We have seen years of that approach and are beginning to see the consequences in the national health service. Labour, of course, did not get everything perfect—I am not saying that—but I can say with some pride that when I was a Minister in the Department of Health, we brought through a major programme of investment in the nursing workforce, through Agenda for Change. It was the subject of hard discussions, but in the end it was agreed between the trade unions and the Government of the day. We did have in the Department of Health a social partnership forum, which brought together NHS Employers, trade unions and the Government to iron out problems relating to the nursing workforce. We did massively increase the numbers in the nursing profession. We did ensure that they were properly rewarded and had proper access to training. My worry is that we are seeing some of that break down.
In the immediate aftermath of the financial crash, it was acceptable, it seems to me, to ask the nursing profession to make a contribution to deficit reduction, but here we are, six years on, expecting people who are out there today, working flat out to keep an NHS in crisis going, to take pay cuts for the privilege of doing so. At some point, that strategy begins just to fall apart, and the NHS falls apart with it. I say to the Minister that we are not far from that point now.

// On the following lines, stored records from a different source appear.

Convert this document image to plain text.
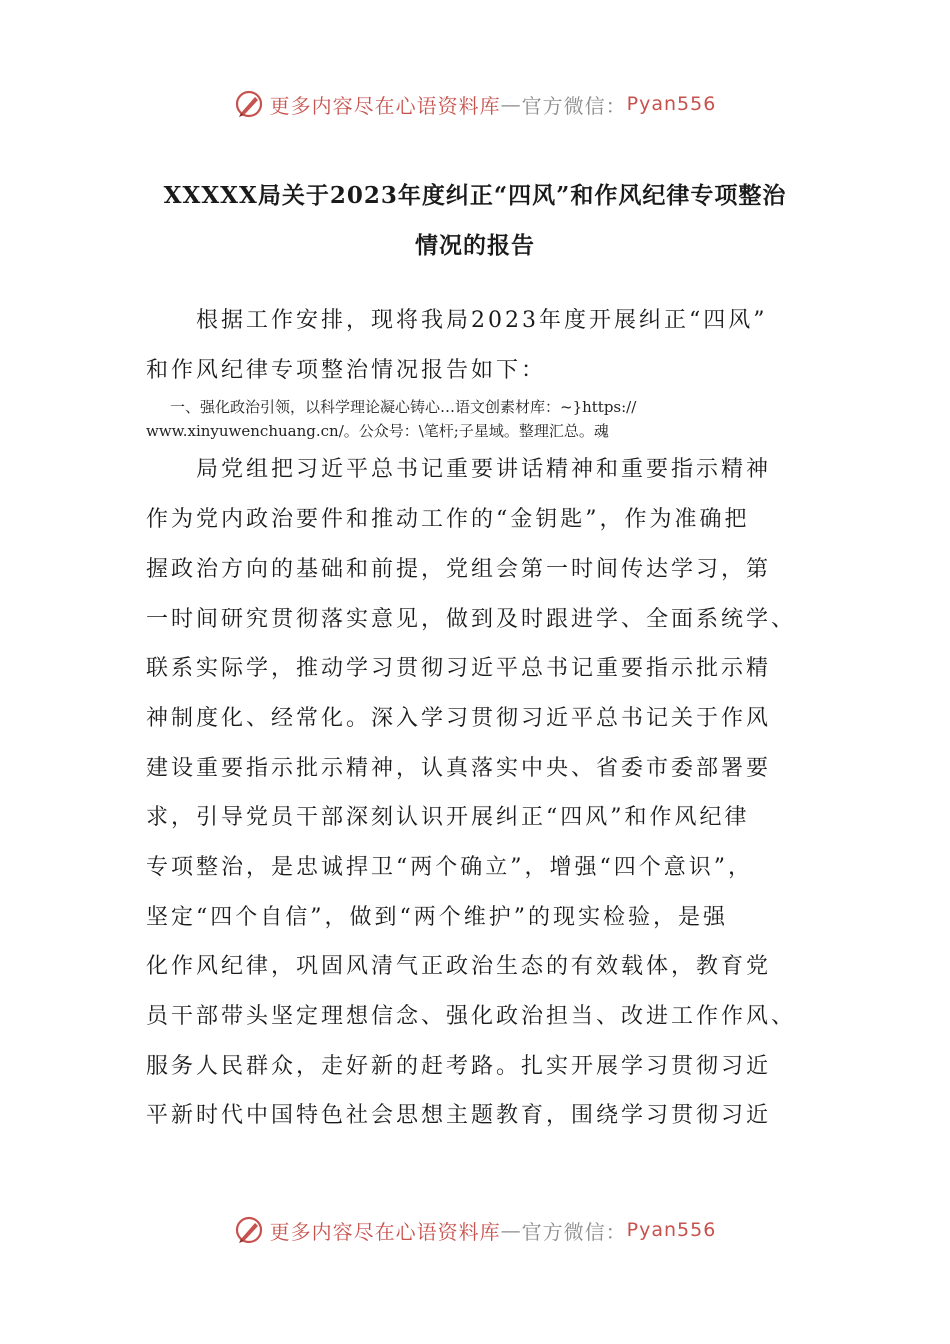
更多内容尽在心语资料库 — 官方微信： Pyan556
XXXXX局关于2023年度纠正“四风”和作风纪律专项整治
情况的报告
根据工作安排，现将我局2023年度开展纠正“四风”
和作风纪律专项整治情况报告如下：
一、强化政治引领，以科学理论凝心铸心…语文创素材库：~}https://
www.xinyuwenchuang.cn/。公众号：\笔杆;子星域。整理汇总。魂
局党组把习近平总书记重要讲话精神和重要指示精神
作为党内政治要件和推动工作的“金钥匙”，作为准确把
握政治方向的基础和前提，党组会第一时间传达学习，第
一时间研究贯彻落实意见，做到及时跟进学、全面系统学、
联系实际学，推动学习贯彻习近平总书记重要指示批示精
神制度化、经常化。深入学习贯彻习近平总书记关于作风
建设重要指示批示精神，认真落实中央、省委市委部署要
求，引导党员干部深刻认识开展纠正“四风”和作风纪律
专项整治，是忠诚捍卫“两个确立”，增强“四个意识”，
坚定“四个自信”，做到“两个维护”的现实检验，是强
化作风纪律，巩固风清气正政治生态的有效载体，教育党
员干部带头坚定理想信念、强化政治担当、改进工作作风、
服务人民群众，走好新的赶考路。扎实开展学习贯彻习近
平新时代中国特色社会思想主题教育，围绕学习贯彻习近
更多内容尽在心语资料库 — 官方微信： Pyan556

Is there not a wider economic point that if we keep pay freezes in place for so long—six years—that ends up harming the private sector economy, because if 70p in every pound of public sector money ends up in the private sector economy, some of that is wages, including nurses’ pay?
Of course, and the point is very well made, but I will also say again that it does not help deficit reduction if nurses are being pushed into the grip of private staffing agencies as a consequence of pay policies. That is another way in which the Government’s short-sighted approach has not in the end produced benefits for the economy, as the hon. Gentleman says, nor helped us meet the target of deficit reduction, because so much money is being wasted every year.

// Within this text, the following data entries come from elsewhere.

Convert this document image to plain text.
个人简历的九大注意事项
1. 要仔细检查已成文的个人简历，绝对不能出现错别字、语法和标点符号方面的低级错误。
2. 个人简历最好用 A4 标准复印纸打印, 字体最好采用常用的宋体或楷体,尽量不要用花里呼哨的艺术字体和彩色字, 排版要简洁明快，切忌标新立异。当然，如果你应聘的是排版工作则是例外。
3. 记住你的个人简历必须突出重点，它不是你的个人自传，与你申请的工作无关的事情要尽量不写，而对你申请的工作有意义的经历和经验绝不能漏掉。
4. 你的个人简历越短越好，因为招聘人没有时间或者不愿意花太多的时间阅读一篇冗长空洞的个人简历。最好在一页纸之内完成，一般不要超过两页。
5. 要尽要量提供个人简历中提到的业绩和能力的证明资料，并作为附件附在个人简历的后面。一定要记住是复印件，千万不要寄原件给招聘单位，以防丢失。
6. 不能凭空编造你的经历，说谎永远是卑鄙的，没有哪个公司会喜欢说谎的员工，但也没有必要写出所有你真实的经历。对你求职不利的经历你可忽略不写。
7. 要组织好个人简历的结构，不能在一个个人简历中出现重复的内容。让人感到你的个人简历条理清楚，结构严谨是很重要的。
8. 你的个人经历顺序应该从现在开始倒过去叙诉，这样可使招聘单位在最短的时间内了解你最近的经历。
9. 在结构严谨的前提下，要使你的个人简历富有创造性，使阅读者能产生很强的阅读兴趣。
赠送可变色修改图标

I will conclude on that point. The voices that have been mobilised in support of the lobby of Parliament today are real voices, as we heard from my hon. Friend the Member for Newcastle upon Tyne North. These people are the backbone of the national health service, the backbone of our communities and the backbone of our country. They have limits, though. Their limits are higher, but they do have limits, like everyone else. They feel taken for granted. Right now, the NHS cannot afford to lose the good will of the nursing profession. The Minister needs to listen carefully to what is being said today and he needs to make urgent representations, through the Secretary of State, to the Chancellor of the Exchequer in advance of the spring statement. A signal needs to be given to the nursing profession that the Government are listening and will take action, within the bounds of what is possible, to treat the nursing profession properly. I hope that, if nothing else, the Minister takes that message away from today.